Avec un peu d’art on vient à bout de conserver en vert des haricots, & c’est une des provisions de carême pour la ménagerie. J’emprunte la recette de leur préparation, du Journal économique du mois de février 1766. « Faites cueillir, sur la fin de l’été, les haricots de la meilleure espèce & les plus tendres que vous pourrez trouver, dans la quantité que vous voudrez en faire provision ; épluchez-les, c’est-à-dire ôtez-en les pointes des deux bouts & les fils des côtés, sans casser les haricots par le milieu, quand on veut les manger tout de suite ; faites après cela blanchir les haricots en les jetant dans l’eau bouillante & les retirant presqu’aussitôt, c’est-à-dire, quand ils auront fait deux bouillons seulement : il n’en faut pas davantage si l’on veut qu’ils conservent leur fraîcheur & leur goût. Pour faire cette opération plus sûrement & plus commodément, on a une grande chaudière sur le feu, dans laquelle l’eau bout, & on se sert d’un panier d’osier, avec lequel on plonge dans cette eau les haricots, & on les en retire quand ils ont tant soit peu bouilli. Il n’est pas nécessaire de mettre toute la provision en une seule fois, on peut le faire par parties & à différentes reprises, mais toujours dans la même proportion de cuisson. »

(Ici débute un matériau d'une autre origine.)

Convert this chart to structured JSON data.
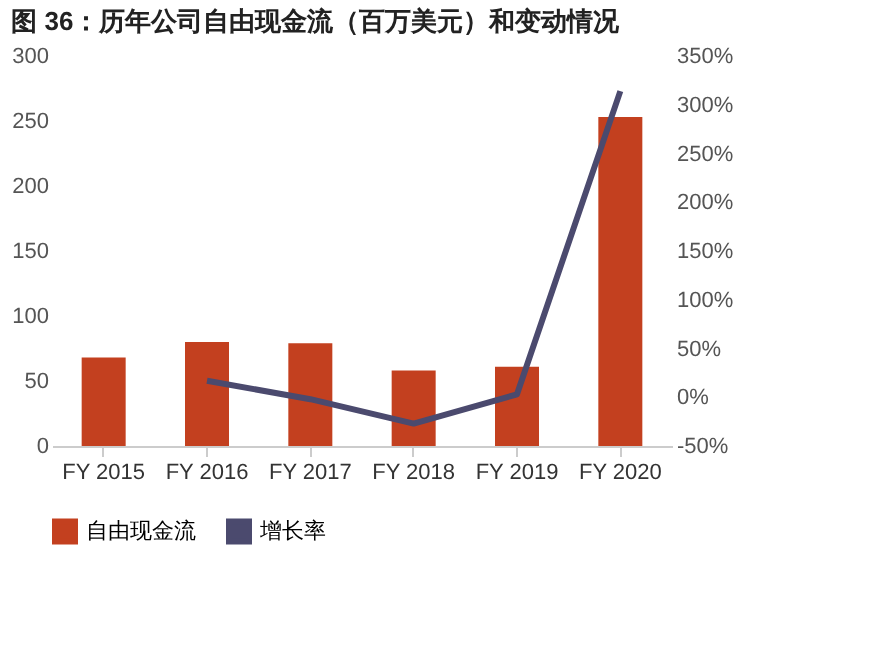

« À mesure que l’on retire les haricots de l’eau bouillante, on les verse sur des claies que l’on tient pressées pour les y laisser égoutter ; il faut bien les éparpiller sur ses claies afin qu’ils refoulent mieux, & les placer à l’ombre pour sécher. Mettez ensuite ces claies dans un four après qu’on en aura retiré le pain ; mais il faut que le four ne soit guères chaud, & ne pas les y laisser long-temps ; car la chaleur recuirait les haricots, & en les séchant, trop elle en altéreroit la bonté. Pour éviter ce danger, si l’on a un grenier ou quelqu’autre endroit propre, & qu’on se trouve encore dans le temps des grosses chaleurs, il vaudra mieux porter les claies chargées dans le grenier, & les y laisser sécher toujours à l’ombre, jamais au soleil, par ce qu’il leur ôte la couleur & même le goût naturel. Le lieu le plus exposé à un grand courant d’air & à l’ombre, est celui qu’on doit choisir par préférence.

» Quand les haricots sont bien secs, on doit les enfermer dans des sacs de papier & les remplir ; ils ne doivent être percés nulle part, & on les gardera bien après y avoir mis les haricots, en collant leur ouverture de manière que l’air n’y puisse entrer par aucun endroit ; on fermera ensuite le sac dans un lieu sec, jusqu’à ce qu’on veuille en faire usage

» Lorsqu’on voudra en manger, on prendra un ou deux de ces sacs dont on tirera les haricots que l’on mettra tremper dans l’eau fraîche, depuis le matin jusqu’au soir ; cette eau les fera renfler & leur rendra leur première verdure : on pourra alors les faire cuire, les assaisonner, les servir, comme s’ils venoient d être cueillis : le goût n’en sera pas tout-à-fait le même, mais la différence n’en sera pas bien grande ».